Here is the problem with trying to measure aging merely as consistent loss of telomeres.
Yes, telomere erosion causes stem cells to mutate and cause dysfunction we recognize as aging.
Yes, this attrition of stem cells causes a depletion of stem cell reserves.
However, certain cells obtain mutations in their ability both recognize DNA damage and kill themselves off when they lose p53 (the watchman of the genome) gene integrity.
Merkle et al. Human pluripotent stem cells recurrently acquire and expand dominant negative P53 mutations. Nature: 545. 229–233. 11 May 2017
This study suggests quite logically that cells losing the ability to kill themselves tend to survive. Over time, the dutiful and dysfunctional stem cells die off but others, like the Mafia capos or career politicians, become unable to kill themselves so they persist and cause problems while still lengthening their telomres.
This study challenges the oversimplification that telomeres only shorten with age. I completely agree with their conclusion that seeking to explain telomere length distributions as merely shorter misses the point. They tend to get shorter in normal cells because of replicative senescence of the reserve pool and the representation of p53-competent stem cells. But there are also stem cells which are telomerase positive and apoptosis-incompetent which over the course of a lifetime become increasingly represented.
In some older people, their remaining stem cells continue to lengthen their telomeres and resist suicide. The normally-regulating and shortening stem cells are still represented in the measurements but so are the tough-as-nails ones that have lost the ability to die. As we age and fail to purge those damaged cells, their relative representation increases as the “weaker” more dutiful ones die off. But variation in lengths increase as we entopically evolve into genetic mosaics of ourselves (the zombification of aging).

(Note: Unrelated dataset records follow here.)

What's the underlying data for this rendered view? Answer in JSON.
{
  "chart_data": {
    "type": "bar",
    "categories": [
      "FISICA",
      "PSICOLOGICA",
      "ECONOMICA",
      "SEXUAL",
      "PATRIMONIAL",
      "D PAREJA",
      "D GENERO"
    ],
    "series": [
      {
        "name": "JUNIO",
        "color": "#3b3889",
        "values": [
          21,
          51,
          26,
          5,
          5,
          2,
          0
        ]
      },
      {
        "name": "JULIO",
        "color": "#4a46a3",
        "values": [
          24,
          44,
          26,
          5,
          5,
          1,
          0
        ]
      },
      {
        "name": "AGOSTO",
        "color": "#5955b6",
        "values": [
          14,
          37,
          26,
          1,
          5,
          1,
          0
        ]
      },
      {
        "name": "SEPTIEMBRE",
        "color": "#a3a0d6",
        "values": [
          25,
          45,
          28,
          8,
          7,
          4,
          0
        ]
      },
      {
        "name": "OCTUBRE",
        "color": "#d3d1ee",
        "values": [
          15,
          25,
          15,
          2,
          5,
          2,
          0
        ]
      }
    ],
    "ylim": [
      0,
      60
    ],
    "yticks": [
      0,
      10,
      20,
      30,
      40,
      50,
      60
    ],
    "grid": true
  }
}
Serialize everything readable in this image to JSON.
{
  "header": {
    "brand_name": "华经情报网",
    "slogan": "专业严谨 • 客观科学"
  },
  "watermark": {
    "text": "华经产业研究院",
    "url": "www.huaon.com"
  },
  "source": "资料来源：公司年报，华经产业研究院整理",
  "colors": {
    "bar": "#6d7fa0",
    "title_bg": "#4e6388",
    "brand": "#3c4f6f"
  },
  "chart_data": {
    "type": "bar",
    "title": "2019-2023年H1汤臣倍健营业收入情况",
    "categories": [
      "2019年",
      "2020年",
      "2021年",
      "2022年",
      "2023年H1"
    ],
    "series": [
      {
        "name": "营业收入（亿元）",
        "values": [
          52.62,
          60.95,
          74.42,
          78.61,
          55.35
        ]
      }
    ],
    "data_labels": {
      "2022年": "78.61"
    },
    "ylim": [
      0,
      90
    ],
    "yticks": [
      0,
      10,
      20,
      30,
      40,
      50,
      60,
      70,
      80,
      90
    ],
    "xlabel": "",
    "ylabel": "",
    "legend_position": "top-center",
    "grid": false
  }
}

It turns out that that this study of healthy seniors (over 85 without any serious illness) revealed that they have boring and homogenous telomere length variation compared to younger people although their average lengths were predictably shorter. The ability to rebalence, lengthen, maintain, and trim telomeres may be at work, and it could also be sheer luck (like winning musical chairs). But this could also represented impressive efficiency at apoptosis preventing the rise of capos in a mixed population.
We age because we can still function with damaged cells. Our old and damaged cells survive partly because of an inhibitor of p53-mediated apoptosis called FOXO4. Interestingly, when a competitive inhibitor of this FOXO4 inhibitor action is used, old cells die and the aged cells die off as shown in this study. But if p53 is broken as in the capo/career politician cells, then removing the inhibition of p53 does no good.
In the final analysis, aging involves depletion of the reserve pool of stem cells, preferential survival of stem cells which have lost the ability to kill themselves, and a universal drift away from genomic integrity produced by slightly “lossy” information reproduction (DNA errors occurring around one in three cell divisions) and catastrophic chromosome breakage and aneuploidy. This process is mainly caused by telomere erosion, end-to-end-fusion, and post-mitotic aneuploidy which is universally lethal unless telomerase is adequate and the p53 cell suicide program is no longer functioning properly.
By the time we are old and ill, our bodies are being run by a bunch of selfish, dysfunctional bosses, unless we have the set of circumstances that led those super seniors to maintain healthy, well-balanced distributions of stem cells and their telomeres that were mentioned above.
Just in case you didn’t follow the reasoning, here is the take home lesson:
short average telomere length with high variation= bad;
the same average telomere length with low variability =good.
In my clinical experience, the Life Length reporting of histograms was useful for this purpose and showed the main demonstrable change when taking telomerase activators. Although not routinely reported due to complaints from doctors who didn’t want the additional data, it can still be obtained upon request.